Every dlt source in Databox writes to DuckDB (local or MotherDuck) using a declared primary key and write disposition. This page documents, per resource:

  • write disposition — how new rows land: merge, replace, or append
  • primary / merge key — how dlt deduplicates on re-run
  • watermark — how the extract window is bounded (date-based lookback, or none)
  • idempotency guarantee — what re-running the same load against the same upstream data does to the final row set
  • backfill command — exact command to reload a wider window

Summary

Source Resource Disposition Primary Key Watermark
ebird recent_observations merge subId rolling days_back window
ebird notable_observations merge subId rolling days_back window
ebird species_list replace speciesCode none — full snapshot
ebird hotspots merge locId none — full snapshot
ebird taxonomy replace sciName none — full snapshot
ebird region_stats merge (regionCode, year, month, day) rolling days_back window
noaa daily_weather merge (date, datatype, station) rolling days_back window, chunked to 365-day API calls
noaa stations merge id none — full snapshot
noaa datasets replace id none — full snapshot
usgs daily_values merge (site_no, parameter_cd, observation_date) rolling days_back window, chunked to 90-day API calls
usgs sites merge site_no none — full snapshot

Idempotency model

No resource uses dlt's dlt.sources.incremental cursor. Instead, every resource re-fetches a bounded window on each run and relies on the merge primary key to deduplicate.

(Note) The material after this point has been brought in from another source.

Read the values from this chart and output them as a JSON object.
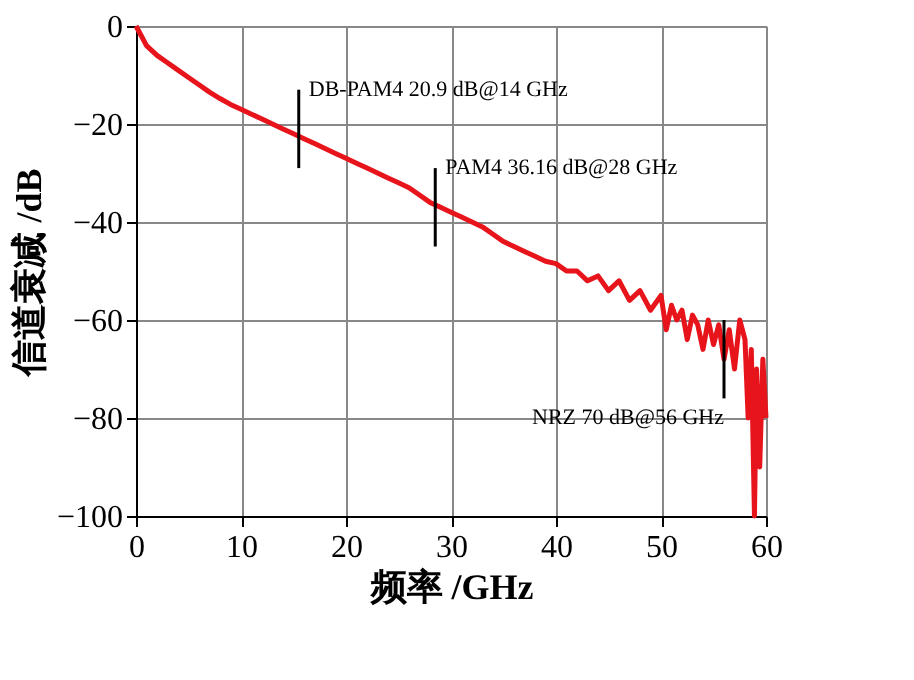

Consequences:

  • merge-disposition resources are fully idempotent: re-running with the same API responses leaves the final table untouched.
  • replace-disposition resources (species_list, taxonomy, datasets) drop and reload the table every run; idempotency is trivial because the row set is always "whatever the API returned this time."
  • No resource uses append — we accept the rate-limit cost of re-fetching over the complexity of durable cursor state.

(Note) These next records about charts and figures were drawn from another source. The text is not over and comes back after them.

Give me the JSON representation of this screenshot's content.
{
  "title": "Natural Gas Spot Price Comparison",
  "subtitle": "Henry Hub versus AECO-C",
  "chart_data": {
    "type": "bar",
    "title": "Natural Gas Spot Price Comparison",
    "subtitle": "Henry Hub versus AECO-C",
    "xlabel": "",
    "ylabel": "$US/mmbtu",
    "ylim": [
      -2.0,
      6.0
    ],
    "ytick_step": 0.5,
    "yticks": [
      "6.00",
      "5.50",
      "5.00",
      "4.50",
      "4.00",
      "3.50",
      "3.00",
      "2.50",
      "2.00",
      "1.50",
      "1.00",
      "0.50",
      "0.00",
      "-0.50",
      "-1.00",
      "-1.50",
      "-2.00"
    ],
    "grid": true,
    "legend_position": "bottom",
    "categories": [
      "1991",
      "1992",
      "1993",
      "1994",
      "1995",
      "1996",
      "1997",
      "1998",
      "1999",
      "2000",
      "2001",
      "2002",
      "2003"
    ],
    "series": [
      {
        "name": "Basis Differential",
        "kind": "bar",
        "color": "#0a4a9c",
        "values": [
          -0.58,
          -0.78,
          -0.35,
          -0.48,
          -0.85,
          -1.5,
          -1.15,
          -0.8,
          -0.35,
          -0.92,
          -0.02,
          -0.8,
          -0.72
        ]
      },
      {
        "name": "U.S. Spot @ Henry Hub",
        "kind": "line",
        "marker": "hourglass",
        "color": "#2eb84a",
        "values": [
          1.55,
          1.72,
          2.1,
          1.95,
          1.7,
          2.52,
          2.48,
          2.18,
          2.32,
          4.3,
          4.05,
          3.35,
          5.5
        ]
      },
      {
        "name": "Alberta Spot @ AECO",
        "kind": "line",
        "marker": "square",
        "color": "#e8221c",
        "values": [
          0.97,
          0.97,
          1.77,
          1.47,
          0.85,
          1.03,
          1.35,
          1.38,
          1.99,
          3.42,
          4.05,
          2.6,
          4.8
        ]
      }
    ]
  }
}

The idempotency guarantee is validated in CI by packages/databox-sources/tests/<source>/test_idempotency.py: each test runs the merge-backed resource twice against the same VCR cassette and asserts the primary-key set and row count are identical.

Backfill procedure

All three sources read their extract window from a per-source env-var override (default 30) in packages/databox/databox/orchestration/definitions.py:

  • DATABOX_EBIRD_DAYS_BACK
  • DATABOX_NOAA_DAYS_BACK
  • DATABOX_USGS_DAYS_BACK

To widen the window for one run, set the env var before launching Dagster and materialize the raw asset group:

# Pull eBird data for the last 90 days instead of the default 30
DATABOX_EBIRD_DAYS_BACK=90 uv run dagster asset materialize \
    --select 'group:ebird_ingestion' \
    -m databox.orchestration.definitions

# Full-year NOAA backfill (hits multiple 365-day chunks; expect 5-10 min)
DATABOX_NOAA_DAYS_BACK=365 uv run dagster asset materialize \
    --select 'group:noaa_ingestion' \
    -m databox.orchestration.definitions

# USGS daily values for the last year (chunked to 90-day API calls)
DATABOX_USGS_DAYS_BACK=365 uv run dagster asset materialize \
    --select 'group:usgs_ingestion' \
    -m databox.orchestration.definitions

Or launch the Dagster UI with the env var set and materialize the group interactively — the UI-driven path is what the operator uses day-to-day.

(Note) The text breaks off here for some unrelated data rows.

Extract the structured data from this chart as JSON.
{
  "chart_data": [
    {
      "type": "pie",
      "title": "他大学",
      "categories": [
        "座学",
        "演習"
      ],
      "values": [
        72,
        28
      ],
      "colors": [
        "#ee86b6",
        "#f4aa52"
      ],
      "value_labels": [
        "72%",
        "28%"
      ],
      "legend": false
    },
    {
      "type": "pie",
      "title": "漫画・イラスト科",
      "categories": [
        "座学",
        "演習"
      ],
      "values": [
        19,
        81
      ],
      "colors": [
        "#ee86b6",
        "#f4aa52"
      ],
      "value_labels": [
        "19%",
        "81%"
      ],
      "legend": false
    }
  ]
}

The merge disposition means a backfill never duplicates rows already present at the narrower window — it only fills in older dates. If the API has retroactively revised a row (which NOAA does for GHCND), the merge updates in place.

Blast radius

  • merge resources: only the rows whose primary keys appear in the new window are touched. Existing rows outside the window are untouched.
  • replace resources: the entire table is dropped and reloaded on every run, so a backfill on days_back has no effect on these (they always reflect the current full snapshot).
  • downstream SQLMesh marts: all are declarative views/tables over the raw layer. A backfill at the source layer is picked up on the next task full-refresh (or the next scheduled Dagster run).

Dagster backfill

A per-source Dagster partition backfill is not wired yet — the current orchestration layer schedules one daily materialization per source. For ad-hoc historical loads, invoke dagster asset materialize directly (see commands above) or materialize the raw asset via the Dagster UI with a custom days_back config override.

See packages/databox/databox/orchestration/definitions.py for the asset definitions that would host a future partition scheme.

When to rely on merge vs replace

  • merge: the source API returns a durable, point-in-time row identified by a stable key (subId, (date, datatype, station), (site_no, parameter_cd, observation_date)). Revisions are in-place updates.
  • replace: the source API returns a catalog or reference list that should exactly mirror upstream (taxonomy, dataset manifest, species list for a region). Drift between a stale merge table and a current catalog would be worse than the cost of a full reload.